Taking real breaks. Reading papers is work, not rest. I try, imperfectly, to protect some time that is genuinely offline and not about cells, code, or GPUs. When I do that, the time I spend on hard problems feels sharper.
The Case for a Completely Unrelated Pursuit
One thing that has helped me more than I expected is learning a musical instrument.
This might sound unrelated to the problem, and that is exactly the point. When you are caught in the AI anxiety loop, your brain keeps circling back to the same questions: What should I learn next? Am I keeping up? What did I miss today? Even “rest” can turn into passive scrolling through the same feeds that stress you out.
Having a pursuit that is completely unrelated to your technical field forces a different kind of mental engagement. When I am practicing guitar, I am not thinking about transformers or perturbation prediction. My brain is occupied with something that has its own logic, its own progress curve, and its own rewards. There is no arXiv for guitar. Nobody is going to drop a preprint that makes my chord progressions obsolete.
The skill itself does not matter. It could be music, painting, woodworking, a sport, cooking, or anything else that genuinely absorbs your attention and has nothing to do with your day job. The key is that it cannot be optimized or compared to your professional output. It exists in a separate space.

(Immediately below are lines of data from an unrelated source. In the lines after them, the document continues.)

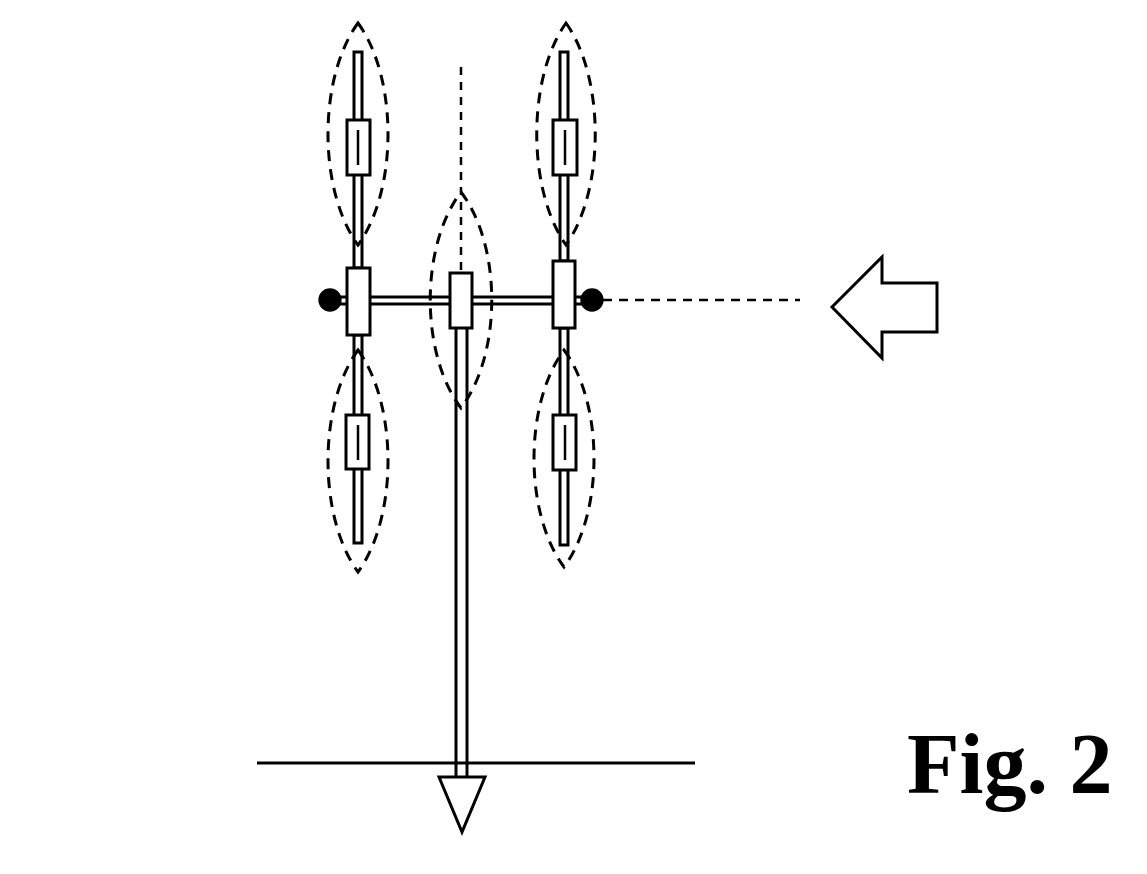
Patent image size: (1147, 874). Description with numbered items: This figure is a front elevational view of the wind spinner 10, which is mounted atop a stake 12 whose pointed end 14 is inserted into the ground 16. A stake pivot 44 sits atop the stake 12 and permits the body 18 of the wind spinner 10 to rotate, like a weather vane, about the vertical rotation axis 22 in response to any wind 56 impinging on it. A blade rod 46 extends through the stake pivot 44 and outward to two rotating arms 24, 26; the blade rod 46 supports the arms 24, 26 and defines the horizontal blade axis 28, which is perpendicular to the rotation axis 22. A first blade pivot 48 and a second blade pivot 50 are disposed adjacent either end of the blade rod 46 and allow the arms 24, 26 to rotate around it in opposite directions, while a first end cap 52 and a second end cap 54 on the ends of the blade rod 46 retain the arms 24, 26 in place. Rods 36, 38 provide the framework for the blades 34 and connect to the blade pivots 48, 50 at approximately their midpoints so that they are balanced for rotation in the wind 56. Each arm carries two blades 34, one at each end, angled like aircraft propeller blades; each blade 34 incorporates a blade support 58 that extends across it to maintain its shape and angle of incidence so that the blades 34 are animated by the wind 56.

The wind spinner 10 is at (157, 182).
The stake 12 is at (468, 742).
The pointed end 14 is at (480, 792).
The ground 16 is at (320, 762).
The body 18 is at (477, 216).
The rotation axis 22 is at (462, 100).
The rotating arm 24 is at (583, 528).
The rotating arm 26 is at (345, 557).
The blade axis 28 is at (760, 298).
The blade 34 is at (335, 70).
The rod 36 is at (570, 85).
The rod 38 is at (353, 255).
The stake pivot 44 is at (458, 330).
The blade rod 46 is at (395, 297).
The first blade pivot 48 is at (576, 276).
The second blade pivot 50 is at (343, 328).
The first end cap 52 is at (600, 289).
The second end cap 54 is at (325, 293).
The wind 56 is at (918, 333).
The blade support 58 is at (346, 152).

What I have noticed is that this kind of engagement is genuinely restorative in a way that passive consumption is not. After an hour of practice, I come back to my work with a clearer head. The anxiety is still there sometimes, but it feels quieter. The mental load has somewhere else to go.
If you are feeling burned out by the pace of the field, I would strongly recommend finding something like this. Not as productivity advice or as another item on your self-improvement list, but as a way to remember that you are a person who exists outside of your job title and your publication record.
The Real Work
I do not expect the rate of AI progress in biotech to slow down. There will always be new models, new claims, and new companies.

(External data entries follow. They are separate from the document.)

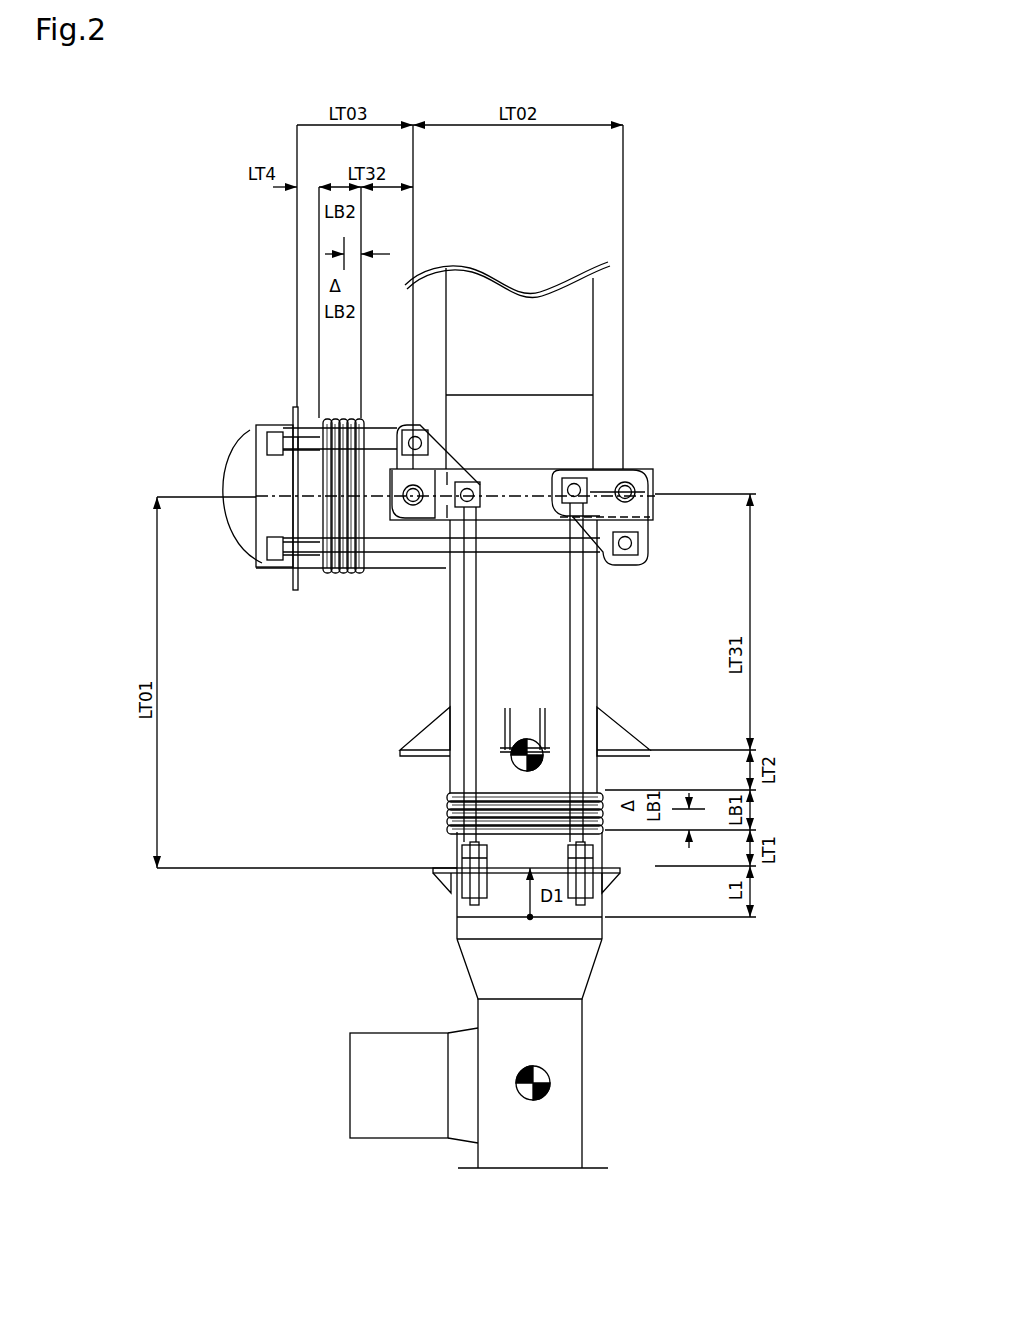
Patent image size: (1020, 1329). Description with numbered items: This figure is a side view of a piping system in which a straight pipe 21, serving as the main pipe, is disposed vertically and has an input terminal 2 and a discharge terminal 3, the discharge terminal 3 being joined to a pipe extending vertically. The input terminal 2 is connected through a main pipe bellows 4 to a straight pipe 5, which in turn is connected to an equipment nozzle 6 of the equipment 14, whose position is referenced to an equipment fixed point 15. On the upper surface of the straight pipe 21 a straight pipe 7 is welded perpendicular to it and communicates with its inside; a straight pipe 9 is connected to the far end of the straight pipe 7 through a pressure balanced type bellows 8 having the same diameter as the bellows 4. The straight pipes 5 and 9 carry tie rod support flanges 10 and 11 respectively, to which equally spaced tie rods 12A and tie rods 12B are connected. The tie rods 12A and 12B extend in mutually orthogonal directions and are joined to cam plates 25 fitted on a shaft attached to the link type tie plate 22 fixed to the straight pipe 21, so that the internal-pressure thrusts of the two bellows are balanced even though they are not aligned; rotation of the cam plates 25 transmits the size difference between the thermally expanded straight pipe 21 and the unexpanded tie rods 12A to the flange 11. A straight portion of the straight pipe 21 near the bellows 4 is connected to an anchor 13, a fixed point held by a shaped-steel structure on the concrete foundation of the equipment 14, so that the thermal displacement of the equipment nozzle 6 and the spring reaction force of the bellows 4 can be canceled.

The input terminal 2 is at (450, 793).
The discharge terminal 3 is at (577, 395).
The bellows 4 is at (447, 813).
The straight pipe 5 is at (507, 893).
The equipment nozzle 6 is at (567, 925).
The straight pipe 7 is at (397, 560).
The pressure balanced type bellows 8 is at (340, 417).
The straight pipe 9 is at (273, 563).
The tie rod support flange 10 is at (440, 872).
The tie rod support flange 11 is at (292, 408).
The tie rod 12A is at (572, 618).
The tie rod 12B is at (263, 570).
The anchor 13 is at (507, 740).
The equipment 14 is at (563, 1138).
The equipment fixed point 15 is at (550, 1083).
The straight pipe 21 is at (545, 670).
The link type tie plate 22 is at (517, 480).
The cam plate 25 is at (453, 455).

For my own sanity, I keep coming back to a few simple ideas: depth over constant shallow breadth, impact over novelty for its own sake, and working solutions in messy reality over perfect metrics in a tightly controlled benchmark.
Sometimes the best thing I can do is close my feeds, ignore the latest “AGI for biology” thread, and quietly return to the concrete biological or engineering problem in front of me.
The future of biotech will need people who can bridge AI capabilities and biological reality. People who can say “this helps,” “this does not,” and “this needs more evidence.” People who can stay grounded enough to use powerful tools without being swallowed by the hype around them.
That is the kind of role I am trying to grow into. If you are reading this, there is a good chance you are trying to do something similar.
You are not falling behind. You are doing real work in a field that needs real work. The noise around you is loud, but it is still just noise.
If you are feeling some of this mental load, it is not a sign that you are weak or ungrateful. It is a very human response to a very intense environment.
If you are comfortable sharing, I would genuinely like to hear what has helped you manage the stress. Small, practical strategies from other people in the same storm are often more helpful than one more “hot take” on AI.